Regarding the second sub-issue, precedence of the primary lease over the sublease, the arguments of the applicant are somewhat conflicting. Page four of the applicant's appeal states, "These and other provisions of the sublease agreement create additional rights and obligations for GEDA which are not granted or required under the Interim lease agreement." Page five of the same letter states, "The sublease agreement does not impose any additional obligations on the US Navy or create any additional rights for GEDA." Notwithstanding this discrepancy, Section 17 of the sublease clearly and implicitly defines the relationship between the primary and sublease and the relationship between the Navy, GEDA and the sublessee. This section states, "No sublease shall relieve GEDA of any of its obligations hereunder." Section 6.3 states that should a conflict arise between the provisions of this lease (interim) and provisions of a sublease, the provisions of this lease (interim) shall take precedence. This language is clear and straightforward and establishes that the sublease ensures that all legal obligations of the interim lease are held in effect, does not supercede the primary interim lease, and does not establish additional legal obligations for GEDA for the disaster-related repairs to the SRF. Based upon review, we find that the primary lease establishes that disaster-related repairs are not the legal responsibility of the eligible applicant.

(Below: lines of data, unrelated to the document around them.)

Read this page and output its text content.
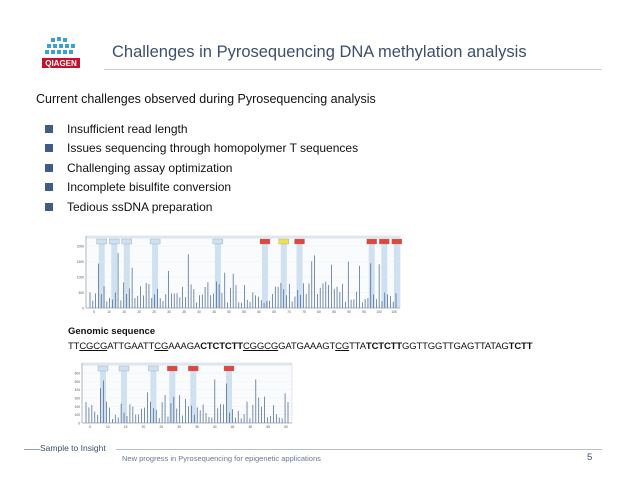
QIAGEN
Challenges in Pyrosequencing DNA methylation analysis
Current challenges observed during Pyrosequencing analysis
Insufficient read length
Issues sequencing through homopolymer T sequences
Challenging assay optimization
Incomplete bisulfite conversion
Tedious ssDNA preparation
2000
1500
1000
500
0
5	10	15	20	25	30	35	40	45	50	55	60	65	70	75	80	85	90	95	100	105
Genomic sequence
TTCGCGATTGAATTCGAAAGACTCTCTTCGGCGGATGAAAGTCGTTATCTCTTGGTTGGTTGAGTTATAGTCTT
600
500
400
300
200
100
0
5	10	15	20	25	30	35	40	45	50	55	60
Sample to Insight
New progress in Pyrosequencing for epigenetic applications	5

Regarding the cause of action, the applicant states that Section 17 provides XenoTechnix, as subleesee with a cause of action against GEDA, as landlord, if GEDA fails to repair the facilities destroyed by a disaster. This is not relevant to FEMA's eligibility determination and has no bearing on the legal responsibility for the repairs. Further, as stated above the applicant has the authority to terminate the sublease based on the extent of the damages. Therefore, we find that this section does not demonstrate that the applicant is legally responsible for the disaster-related repairs and pursuant to 44 CFR 206.223 (a)(3), we find that the repairs are not eligible for funding.

CONCLUSION

The interim lease states that routine maintenance and repairs are the legal responsibility of the applicant. However, per lease exclusions for repairs resulting from catastrophic events (acts of God), the applicant is not legally responsible for the disaster-related repairs to the SRF. Similarly, legal responsibility for the repairs is not established through the sublease, which has a provision to allow GEDA to terminate the lease at "its sole discretion," if the repairs are not feasible. Therefore, the sublease does not create any legal responsibility for the disaster-related repairs. As such, we find no reason to reverse the Disaster Recover Manager's
decision in the first appeal and the second appeal is denied.